6.    COMMITMENTS AND CONTINGENCIES

In accordance with an Earn Out Promissory Note given to the prior owner of the Racetrack as part of the consideration paid by the Company to acquire the Racetrack in 1994, if (i) off-track betting becomes legally permissible in the State of Minnesota and (ii) the Company begins to conduct off-track betting with respect to or in connection with its operations, the Company will be required to pay to the IMR Fund, L.P. the greater of (a) $700,000 per Operating Year, as defined, or (b) 20% of the Net Pretax Profit, as defined for each of five operating years. At this time, management believes that the likelihood that these two conditions will be met and that the Company would be required to pay these amounts is remote. At the date (if any) that these two conditions are met, the five minimum payments would be discounted back to their present value and the sum of those discounted payments would be capitalized as part of the purchase price in accordance with GAAP. The purchase price will be further increased if payments become due under the “20% of Net Pretax Profit” calculation. The first payment would be due 90 days after the end of the third Operating Year in which off-track betting is conducted by the Company. Remaining payments would be made within 90 days of the end of each of the next four Operating Years.

The Company entered into a Cooperative Marketing Agreement (the “CMA”) with the Shakopee Mdewakanton Sioux Community (“SMSC”), which became effective March 4, 2012, was amended in the first quarter of each of 2015, 2016, 2017, 2018, and in June 2020 (as described below in Note 7) and will expire on December 31, 2022. The CMA contains certain covenants that, if breached, would trigger an obligation to repay a specified amount related to such covenant. At this time, management believes it unlikely that any breach of a covenant will occur, and that therefore the possibility that the Company will be required to pay the specified amount related to any covenant breach is remote.
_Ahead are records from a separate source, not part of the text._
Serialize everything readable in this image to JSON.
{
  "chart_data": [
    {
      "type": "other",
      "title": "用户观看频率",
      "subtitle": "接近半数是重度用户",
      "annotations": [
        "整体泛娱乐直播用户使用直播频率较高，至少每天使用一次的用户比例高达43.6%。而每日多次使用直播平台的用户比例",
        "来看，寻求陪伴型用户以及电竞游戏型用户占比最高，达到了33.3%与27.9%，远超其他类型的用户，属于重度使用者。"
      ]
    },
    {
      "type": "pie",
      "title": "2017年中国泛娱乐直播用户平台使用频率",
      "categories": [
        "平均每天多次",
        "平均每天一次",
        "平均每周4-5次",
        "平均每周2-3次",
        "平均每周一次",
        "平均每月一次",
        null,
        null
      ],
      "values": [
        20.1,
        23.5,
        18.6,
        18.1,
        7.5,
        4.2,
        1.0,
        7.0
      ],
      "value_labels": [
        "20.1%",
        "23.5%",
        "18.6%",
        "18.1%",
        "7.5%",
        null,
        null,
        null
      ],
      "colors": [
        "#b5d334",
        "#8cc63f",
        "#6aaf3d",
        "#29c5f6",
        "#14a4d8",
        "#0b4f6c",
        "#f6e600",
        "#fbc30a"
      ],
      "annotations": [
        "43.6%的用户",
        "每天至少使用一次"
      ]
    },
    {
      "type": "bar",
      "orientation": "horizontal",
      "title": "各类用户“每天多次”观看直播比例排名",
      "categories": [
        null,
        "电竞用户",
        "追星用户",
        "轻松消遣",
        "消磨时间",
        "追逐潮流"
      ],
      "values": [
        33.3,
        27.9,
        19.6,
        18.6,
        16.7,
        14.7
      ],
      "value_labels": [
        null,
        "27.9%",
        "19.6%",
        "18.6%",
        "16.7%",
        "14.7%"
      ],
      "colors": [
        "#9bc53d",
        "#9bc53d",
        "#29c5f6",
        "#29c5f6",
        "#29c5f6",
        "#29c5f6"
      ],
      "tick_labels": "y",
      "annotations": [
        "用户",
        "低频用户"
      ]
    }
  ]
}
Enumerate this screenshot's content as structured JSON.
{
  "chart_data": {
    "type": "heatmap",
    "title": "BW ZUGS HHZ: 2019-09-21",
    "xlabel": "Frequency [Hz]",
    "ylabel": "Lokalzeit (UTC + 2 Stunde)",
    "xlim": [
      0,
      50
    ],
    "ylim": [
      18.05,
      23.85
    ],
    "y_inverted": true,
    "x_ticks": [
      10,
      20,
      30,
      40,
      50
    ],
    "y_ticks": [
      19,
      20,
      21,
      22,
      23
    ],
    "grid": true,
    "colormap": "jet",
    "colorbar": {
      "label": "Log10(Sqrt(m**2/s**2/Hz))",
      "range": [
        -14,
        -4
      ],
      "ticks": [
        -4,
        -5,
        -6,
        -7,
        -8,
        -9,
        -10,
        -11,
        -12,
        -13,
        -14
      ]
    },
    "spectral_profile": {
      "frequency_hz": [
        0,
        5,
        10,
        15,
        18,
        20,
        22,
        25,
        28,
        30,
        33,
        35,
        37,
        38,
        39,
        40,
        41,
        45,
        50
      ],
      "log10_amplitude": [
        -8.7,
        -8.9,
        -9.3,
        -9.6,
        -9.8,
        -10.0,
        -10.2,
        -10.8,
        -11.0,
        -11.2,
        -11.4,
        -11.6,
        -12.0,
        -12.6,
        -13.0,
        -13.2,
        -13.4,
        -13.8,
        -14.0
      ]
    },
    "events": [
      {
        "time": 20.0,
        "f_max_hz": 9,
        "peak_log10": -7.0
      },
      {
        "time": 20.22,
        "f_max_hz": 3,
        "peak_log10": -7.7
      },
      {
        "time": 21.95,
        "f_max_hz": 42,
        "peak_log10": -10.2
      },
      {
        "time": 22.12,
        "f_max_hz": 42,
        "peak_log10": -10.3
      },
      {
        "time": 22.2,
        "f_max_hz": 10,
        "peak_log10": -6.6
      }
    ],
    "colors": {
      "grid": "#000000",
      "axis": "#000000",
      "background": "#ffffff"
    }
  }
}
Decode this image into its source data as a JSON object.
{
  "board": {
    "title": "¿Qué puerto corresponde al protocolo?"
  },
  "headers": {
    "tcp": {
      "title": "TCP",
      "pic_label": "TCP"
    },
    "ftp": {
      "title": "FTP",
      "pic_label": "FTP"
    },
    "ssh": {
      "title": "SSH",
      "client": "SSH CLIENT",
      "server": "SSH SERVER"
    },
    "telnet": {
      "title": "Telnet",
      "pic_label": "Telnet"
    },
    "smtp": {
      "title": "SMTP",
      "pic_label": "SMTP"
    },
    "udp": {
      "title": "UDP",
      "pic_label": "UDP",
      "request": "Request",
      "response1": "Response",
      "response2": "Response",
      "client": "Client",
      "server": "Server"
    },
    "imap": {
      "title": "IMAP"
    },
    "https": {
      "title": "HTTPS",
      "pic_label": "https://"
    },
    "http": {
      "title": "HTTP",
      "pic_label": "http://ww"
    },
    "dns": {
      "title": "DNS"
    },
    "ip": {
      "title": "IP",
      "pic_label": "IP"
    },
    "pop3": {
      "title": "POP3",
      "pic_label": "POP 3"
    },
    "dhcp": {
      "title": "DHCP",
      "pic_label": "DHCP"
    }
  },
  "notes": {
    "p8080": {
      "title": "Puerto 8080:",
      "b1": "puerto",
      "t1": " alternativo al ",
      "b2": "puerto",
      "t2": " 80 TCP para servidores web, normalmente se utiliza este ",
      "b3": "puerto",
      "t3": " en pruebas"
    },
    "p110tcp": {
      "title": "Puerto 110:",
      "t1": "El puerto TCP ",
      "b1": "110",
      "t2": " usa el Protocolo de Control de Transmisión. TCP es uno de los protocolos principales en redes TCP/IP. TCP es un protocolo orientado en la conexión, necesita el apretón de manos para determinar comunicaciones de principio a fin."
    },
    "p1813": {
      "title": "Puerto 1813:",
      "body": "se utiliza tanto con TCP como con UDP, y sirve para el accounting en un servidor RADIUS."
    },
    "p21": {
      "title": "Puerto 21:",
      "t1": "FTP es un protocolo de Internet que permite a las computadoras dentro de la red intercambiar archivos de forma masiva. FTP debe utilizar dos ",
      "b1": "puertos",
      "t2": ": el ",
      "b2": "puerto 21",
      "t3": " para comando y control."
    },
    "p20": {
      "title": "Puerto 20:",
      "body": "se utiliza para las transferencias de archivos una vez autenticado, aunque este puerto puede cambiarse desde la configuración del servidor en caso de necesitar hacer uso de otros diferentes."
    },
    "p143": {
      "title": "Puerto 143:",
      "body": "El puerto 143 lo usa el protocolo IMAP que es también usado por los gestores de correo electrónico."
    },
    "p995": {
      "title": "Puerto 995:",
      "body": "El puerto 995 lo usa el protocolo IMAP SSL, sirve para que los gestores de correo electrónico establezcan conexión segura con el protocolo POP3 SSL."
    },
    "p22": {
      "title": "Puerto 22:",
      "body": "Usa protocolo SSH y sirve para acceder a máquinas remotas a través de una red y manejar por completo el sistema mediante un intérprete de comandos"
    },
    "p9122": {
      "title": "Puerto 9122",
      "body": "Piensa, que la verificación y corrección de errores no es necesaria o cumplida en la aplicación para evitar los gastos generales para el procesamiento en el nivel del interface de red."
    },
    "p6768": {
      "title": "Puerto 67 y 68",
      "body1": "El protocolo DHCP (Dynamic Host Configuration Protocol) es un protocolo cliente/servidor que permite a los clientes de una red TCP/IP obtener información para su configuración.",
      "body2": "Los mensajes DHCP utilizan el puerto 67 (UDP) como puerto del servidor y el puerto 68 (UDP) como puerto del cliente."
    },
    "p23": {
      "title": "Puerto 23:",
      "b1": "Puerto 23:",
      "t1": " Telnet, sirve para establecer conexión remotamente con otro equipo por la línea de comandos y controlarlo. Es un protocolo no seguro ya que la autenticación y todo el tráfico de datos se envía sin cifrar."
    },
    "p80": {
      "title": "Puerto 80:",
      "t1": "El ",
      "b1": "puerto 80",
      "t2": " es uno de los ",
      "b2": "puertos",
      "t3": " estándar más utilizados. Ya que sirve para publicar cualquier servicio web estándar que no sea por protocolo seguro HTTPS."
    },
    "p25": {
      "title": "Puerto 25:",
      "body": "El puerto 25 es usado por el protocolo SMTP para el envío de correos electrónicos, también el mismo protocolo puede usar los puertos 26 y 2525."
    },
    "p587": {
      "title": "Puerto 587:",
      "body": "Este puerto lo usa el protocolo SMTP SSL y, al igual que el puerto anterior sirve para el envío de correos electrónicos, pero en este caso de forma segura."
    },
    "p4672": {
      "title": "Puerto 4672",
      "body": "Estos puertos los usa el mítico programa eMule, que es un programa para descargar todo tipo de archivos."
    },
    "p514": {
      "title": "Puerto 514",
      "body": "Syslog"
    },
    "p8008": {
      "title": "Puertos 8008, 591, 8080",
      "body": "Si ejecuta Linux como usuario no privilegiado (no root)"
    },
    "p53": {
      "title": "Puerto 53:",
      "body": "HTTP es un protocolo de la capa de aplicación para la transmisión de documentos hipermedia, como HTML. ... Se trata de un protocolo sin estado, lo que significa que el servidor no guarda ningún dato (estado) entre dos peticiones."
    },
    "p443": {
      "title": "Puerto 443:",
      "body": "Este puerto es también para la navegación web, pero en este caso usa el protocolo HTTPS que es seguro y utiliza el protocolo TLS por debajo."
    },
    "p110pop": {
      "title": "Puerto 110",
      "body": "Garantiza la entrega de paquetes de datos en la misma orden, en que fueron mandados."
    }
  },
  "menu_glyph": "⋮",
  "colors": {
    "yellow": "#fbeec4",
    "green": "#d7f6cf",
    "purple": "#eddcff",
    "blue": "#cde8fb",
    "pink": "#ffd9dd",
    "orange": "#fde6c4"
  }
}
The Company is periodically involved in various claims and legal actions arising in the normal course of business. Management believes that the resolution of any pending claims and legal actions at September 30, 2020 and as of the date of this report, will not have a material impact on the Company’s consolidated financial positions or results of operations.

 

 

 

 

In August 2018, the Company entered into a Contract for Private Redevelopment with the City of Shakopee in connection with a Tax Increment Financing District (“TIF District”). The Company is obligated to construct certain infrastructure improvements within the TIF District, and will be reimbursed by the City of Shakopee by future tax increment revenue generated from the developed property. The total amount of funding that Canterbury will be paid as reimbursement under the TIF program for these improvements is not guaranteed and will depend on future tax revenues generated from the developed property.